Syria: My Mother, the Accidental Activist
Publisher | Institute for War and Peace Reporting |
Author | Ghalia Eid |
Publication Date | 16 September 2015 |
Cite as | Institute for War and Peace Reporting, Syria: My Mother, the Accidental Activist, 16 September 2015, available at: https://www.refworld.org/docid/55fab8b51f.html [accessed 22 May 2023] |
Disclaimer | This is not a UNHCR publication. UNHCR is not responsible for, nor does it necessarily endorse, its content. Any views expressed are solely those of the author or publisher and do not necessarily reflect those of UNHCR, the United Nations or its Member States. |
My mother is in her late forties, and she can't read or write. She has been attending literacy classes for the past ten years, and now knows the shapes and sounds of the Arabic alphabet, but she still finds it impossible to link the letters together to make words.
She hoards junk in a spare room - old baby strollers, cardboard boxes, plastic bags, even empty toothpaste tubes. She believes these things might come in handy one day.
My mother hates to be touched, and she never hugs me. To her, I am an eccentric, because I am a female activist.

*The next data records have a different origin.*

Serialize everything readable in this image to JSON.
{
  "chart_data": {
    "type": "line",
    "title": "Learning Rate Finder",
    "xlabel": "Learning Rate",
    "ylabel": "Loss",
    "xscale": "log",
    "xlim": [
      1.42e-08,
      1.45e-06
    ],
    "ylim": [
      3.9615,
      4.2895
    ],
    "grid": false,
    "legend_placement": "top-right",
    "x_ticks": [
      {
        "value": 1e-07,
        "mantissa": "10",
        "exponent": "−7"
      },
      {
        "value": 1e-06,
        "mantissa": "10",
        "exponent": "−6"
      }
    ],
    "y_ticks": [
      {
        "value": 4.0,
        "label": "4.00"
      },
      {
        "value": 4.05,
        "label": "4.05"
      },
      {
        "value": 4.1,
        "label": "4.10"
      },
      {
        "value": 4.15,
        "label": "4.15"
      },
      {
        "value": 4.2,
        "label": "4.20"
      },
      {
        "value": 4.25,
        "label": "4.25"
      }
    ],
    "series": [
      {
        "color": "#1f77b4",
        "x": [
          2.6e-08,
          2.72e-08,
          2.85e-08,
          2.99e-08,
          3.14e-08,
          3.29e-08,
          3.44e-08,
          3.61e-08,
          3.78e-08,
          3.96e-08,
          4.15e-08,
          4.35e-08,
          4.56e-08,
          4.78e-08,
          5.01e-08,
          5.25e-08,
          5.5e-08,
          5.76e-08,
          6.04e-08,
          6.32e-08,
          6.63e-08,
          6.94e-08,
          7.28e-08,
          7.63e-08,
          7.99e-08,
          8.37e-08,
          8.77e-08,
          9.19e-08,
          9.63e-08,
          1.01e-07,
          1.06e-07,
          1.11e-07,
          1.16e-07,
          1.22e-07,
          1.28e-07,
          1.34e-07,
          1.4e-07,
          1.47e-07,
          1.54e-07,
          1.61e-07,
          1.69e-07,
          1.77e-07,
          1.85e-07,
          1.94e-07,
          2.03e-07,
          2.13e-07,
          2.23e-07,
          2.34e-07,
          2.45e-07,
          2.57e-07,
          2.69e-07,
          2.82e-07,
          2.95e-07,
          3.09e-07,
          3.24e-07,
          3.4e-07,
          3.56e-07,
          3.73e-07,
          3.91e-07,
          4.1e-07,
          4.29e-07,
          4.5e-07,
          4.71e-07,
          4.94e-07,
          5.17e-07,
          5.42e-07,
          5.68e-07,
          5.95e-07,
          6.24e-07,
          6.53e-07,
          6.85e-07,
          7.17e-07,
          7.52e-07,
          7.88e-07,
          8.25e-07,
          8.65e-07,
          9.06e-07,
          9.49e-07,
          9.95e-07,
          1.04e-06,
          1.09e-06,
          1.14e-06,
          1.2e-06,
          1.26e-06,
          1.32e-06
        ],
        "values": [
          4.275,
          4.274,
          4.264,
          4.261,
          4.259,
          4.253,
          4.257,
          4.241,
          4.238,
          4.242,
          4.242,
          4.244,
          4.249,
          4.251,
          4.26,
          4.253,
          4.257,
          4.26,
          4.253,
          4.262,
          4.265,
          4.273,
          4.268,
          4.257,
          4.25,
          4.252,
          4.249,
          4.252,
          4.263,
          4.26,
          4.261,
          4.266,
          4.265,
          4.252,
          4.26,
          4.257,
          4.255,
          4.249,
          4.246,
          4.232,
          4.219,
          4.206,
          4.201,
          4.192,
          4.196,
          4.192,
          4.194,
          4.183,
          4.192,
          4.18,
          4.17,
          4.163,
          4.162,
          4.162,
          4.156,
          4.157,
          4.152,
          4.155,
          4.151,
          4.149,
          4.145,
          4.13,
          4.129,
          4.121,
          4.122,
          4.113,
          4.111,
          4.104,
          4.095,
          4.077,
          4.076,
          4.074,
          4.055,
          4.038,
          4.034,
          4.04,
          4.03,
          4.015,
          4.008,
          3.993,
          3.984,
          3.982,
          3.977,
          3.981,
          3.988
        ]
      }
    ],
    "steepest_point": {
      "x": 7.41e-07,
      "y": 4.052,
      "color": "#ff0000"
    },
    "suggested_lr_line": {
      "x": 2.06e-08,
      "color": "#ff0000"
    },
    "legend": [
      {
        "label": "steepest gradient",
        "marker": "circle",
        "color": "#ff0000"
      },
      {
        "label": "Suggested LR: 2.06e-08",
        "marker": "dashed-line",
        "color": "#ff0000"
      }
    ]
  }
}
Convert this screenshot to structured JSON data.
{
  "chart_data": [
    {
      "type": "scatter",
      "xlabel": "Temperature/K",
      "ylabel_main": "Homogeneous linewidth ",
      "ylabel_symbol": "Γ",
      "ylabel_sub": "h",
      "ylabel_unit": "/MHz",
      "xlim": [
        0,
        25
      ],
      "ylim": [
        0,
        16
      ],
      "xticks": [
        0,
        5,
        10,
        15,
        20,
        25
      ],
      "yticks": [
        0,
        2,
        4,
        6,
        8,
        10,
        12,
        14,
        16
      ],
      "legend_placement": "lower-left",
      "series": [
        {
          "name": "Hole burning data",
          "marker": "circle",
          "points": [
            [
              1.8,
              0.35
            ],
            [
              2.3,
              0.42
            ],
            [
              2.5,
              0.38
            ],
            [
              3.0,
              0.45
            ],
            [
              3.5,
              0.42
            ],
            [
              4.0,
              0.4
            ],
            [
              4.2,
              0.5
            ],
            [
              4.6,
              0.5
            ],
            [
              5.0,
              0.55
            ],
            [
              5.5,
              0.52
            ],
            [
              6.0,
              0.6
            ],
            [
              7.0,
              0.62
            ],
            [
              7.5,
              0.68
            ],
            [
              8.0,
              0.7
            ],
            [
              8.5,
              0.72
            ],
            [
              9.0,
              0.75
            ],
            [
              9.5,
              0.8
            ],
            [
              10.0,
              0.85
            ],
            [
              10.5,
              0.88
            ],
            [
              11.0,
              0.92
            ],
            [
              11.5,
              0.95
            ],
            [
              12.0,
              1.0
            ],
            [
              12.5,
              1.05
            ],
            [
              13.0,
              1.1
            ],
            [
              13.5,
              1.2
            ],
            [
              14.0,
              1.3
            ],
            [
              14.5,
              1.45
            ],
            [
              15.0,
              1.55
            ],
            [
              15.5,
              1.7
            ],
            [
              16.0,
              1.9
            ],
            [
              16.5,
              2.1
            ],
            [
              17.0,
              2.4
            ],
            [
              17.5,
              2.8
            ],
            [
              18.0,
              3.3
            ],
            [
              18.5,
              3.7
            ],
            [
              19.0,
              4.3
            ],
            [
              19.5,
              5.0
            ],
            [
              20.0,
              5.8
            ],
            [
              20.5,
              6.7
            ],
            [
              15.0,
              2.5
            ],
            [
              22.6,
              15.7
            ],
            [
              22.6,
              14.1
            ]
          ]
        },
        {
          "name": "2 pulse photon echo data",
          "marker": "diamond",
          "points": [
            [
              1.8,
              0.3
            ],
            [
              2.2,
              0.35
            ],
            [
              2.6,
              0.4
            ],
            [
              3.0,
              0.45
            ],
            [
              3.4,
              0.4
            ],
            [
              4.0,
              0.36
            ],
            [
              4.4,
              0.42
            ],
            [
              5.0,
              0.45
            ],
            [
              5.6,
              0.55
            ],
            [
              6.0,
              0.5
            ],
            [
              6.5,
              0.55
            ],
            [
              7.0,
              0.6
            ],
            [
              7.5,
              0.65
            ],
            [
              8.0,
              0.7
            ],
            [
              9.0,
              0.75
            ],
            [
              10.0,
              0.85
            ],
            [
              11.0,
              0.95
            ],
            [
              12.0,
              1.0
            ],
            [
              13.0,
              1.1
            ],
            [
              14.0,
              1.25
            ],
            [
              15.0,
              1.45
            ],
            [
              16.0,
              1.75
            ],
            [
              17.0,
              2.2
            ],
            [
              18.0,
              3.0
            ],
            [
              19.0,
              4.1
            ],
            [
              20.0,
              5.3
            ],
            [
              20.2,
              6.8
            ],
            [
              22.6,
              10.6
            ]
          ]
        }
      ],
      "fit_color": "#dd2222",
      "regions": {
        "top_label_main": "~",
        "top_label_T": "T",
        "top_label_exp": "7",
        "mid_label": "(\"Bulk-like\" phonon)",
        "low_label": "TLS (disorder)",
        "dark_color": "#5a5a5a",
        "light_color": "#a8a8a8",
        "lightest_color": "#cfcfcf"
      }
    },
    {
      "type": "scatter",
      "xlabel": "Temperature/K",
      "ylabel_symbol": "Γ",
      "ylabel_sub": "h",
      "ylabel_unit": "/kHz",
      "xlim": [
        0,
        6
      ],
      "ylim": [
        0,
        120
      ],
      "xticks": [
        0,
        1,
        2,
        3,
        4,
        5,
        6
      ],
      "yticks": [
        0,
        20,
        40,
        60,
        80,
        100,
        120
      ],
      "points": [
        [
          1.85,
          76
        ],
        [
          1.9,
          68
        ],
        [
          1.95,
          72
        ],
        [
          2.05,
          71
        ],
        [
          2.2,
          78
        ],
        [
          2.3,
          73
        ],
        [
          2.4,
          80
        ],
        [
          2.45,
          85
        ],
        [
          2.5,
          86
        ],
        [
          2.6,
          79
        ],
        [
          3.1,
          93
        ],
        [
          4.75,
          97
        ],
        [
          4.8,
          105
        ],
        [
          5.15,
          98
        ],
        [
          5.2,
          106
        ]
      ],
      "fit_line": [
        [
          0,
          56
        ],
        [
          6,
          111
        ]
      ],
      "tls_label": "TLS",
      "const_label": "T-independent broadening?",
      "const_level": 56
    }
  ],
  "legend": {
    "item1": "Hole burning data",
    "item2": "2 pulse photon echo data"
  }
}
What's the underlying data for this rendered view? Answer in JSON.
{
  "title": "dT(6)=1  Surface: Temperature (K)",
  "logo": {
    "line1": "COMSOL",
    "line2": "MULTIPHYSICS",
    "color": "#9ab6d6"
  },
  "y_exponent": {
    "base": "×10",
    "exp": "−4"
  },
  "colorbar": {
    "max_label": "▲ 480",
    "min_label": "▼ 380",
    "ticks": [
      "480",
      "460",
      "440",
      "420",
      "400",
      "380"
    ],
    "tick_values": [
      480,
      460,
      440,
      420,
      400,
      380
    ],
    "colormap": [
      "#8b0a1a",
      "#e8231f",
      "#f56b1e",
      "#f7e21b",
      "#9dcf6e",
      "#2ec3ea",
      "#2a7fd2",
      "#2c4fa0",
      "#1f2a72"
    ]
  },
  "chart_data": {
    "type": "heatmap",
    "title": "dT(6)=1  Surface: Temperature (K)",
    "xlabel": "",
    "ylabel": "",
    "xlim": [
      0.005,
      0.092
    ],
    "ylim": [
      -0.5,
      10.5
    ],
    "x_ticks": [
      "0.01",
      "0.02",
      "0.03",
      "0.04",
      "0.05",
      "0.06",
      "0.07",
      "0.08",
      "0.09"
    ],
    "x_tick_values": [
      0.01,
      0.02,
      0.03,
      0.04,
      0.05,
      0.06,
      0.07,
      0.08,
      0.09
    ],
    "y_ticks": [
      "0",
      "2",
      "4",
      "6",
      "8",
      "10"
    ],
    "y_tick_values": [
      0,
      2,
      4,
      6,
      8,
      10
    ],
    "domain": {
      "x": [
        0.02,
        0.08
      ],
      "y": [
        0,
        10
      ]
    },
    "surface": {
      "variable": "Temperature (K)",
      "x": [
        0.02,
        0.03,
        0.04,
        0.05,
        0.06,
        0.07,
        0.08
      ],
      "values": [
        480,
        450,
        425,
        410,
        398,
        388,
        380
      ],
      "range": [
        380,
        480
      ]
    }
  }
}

The first time I was arrested by the government, she scolded me in harsh words.
"We aren't as strong as them," she said over and over again. She seemed to think that just repeating that statement would put an end to my rebellion.
The second time I was arrested, her reaction was less fierce, even though I was gone for several days. When I came home, she told me our friend Ayman had disappeared. He had been taken from his house in Eastern Ghouta. The house belonged to my brother, who had been planning to move in there once he got married.
The news seem to shake my mother.
The third time I was arrested, I was gone for a few months. After I was released my mother told me she had decided to end a close friendship, on the grounds that her best friend supported Bashar al-Assad.
In 2011, my friends and I decided to visit Eastern Ghouta to see for ourselves how things were after it had fallen to the government. We turned to my mother for information. She had been visiting my brother's empty house on a regular basis to water the plants, as well as delivering food and money to people in need.
She told us where checkpoints had been set up, and how strict the soldiers manning them were. She told us which surnames they looked out for, and what the best times to travel back and forth were. She also knew when the electricity would be cut off in the area, and what items residents needed most.
Towards the end of that year, the Free Syrian Army (FSA) grew stronger and managed to regain control of Eastern Ghouta. Residents faced a difficult choice between staying in their homes and leaving the area. Staying meant stepping back in time to a primitive way of life with no prospects of improvement on the horizon, but leaving meant displacement.
Those who decided to move out would occasionally visit their homes in Eastern Ghouta, to collect tokens of their old lives and bring them back to Damascus. Most of them now lived in overpriced rented flats or shared lodgings with their parents, siblings and children.
Up until the end of 2013, when the government imposed a total siege on Eastern Ghouta, my mother visited the area two or three times a week. Despite the short distance between the city and Eastern Ghouta, a suburb, the journey took a whole day.
Every time she got ready to go there, she would ask me, "Is this situation going to last much longer? I'm fed up!" For her, I was a reliable source of information as I was a former detainee.
My mother also began to tell me stories about the arguments she used to have with her classmates at school. Some of them were oblivious to the cruelties practiced by the Assad government, while she was proud not to support criminals and murderers.
On one occasion, she almost got me arrested for a fourth time. We had met an old friend of mine who supported the government. My mother was unaware of this and gave her a meaningful nod, telling her I was an active member of the opposition. My friend told her uncle, who worked in national defence. By some miracle, I wasn't arrested.
It was only then that my mother realised she couldn't talk freely about politics. She wasn't happy about it and complained to me, "So why did you start a revolution?"
My mother continues to follow the news so that she can give me updates over the phone. She uses simple codes when referring to the government. "You know, the people you don't like," she says.
She is a brave, spontaneous person, and her will to survive during the darkest of times never ceases to amaze me. What she does is no less than what any other activist living in Damascus does. She is one of them. She just doesn't know it.
Rafea Salameh is the pseudonym of a Damascus Bureau contributor from Damascus.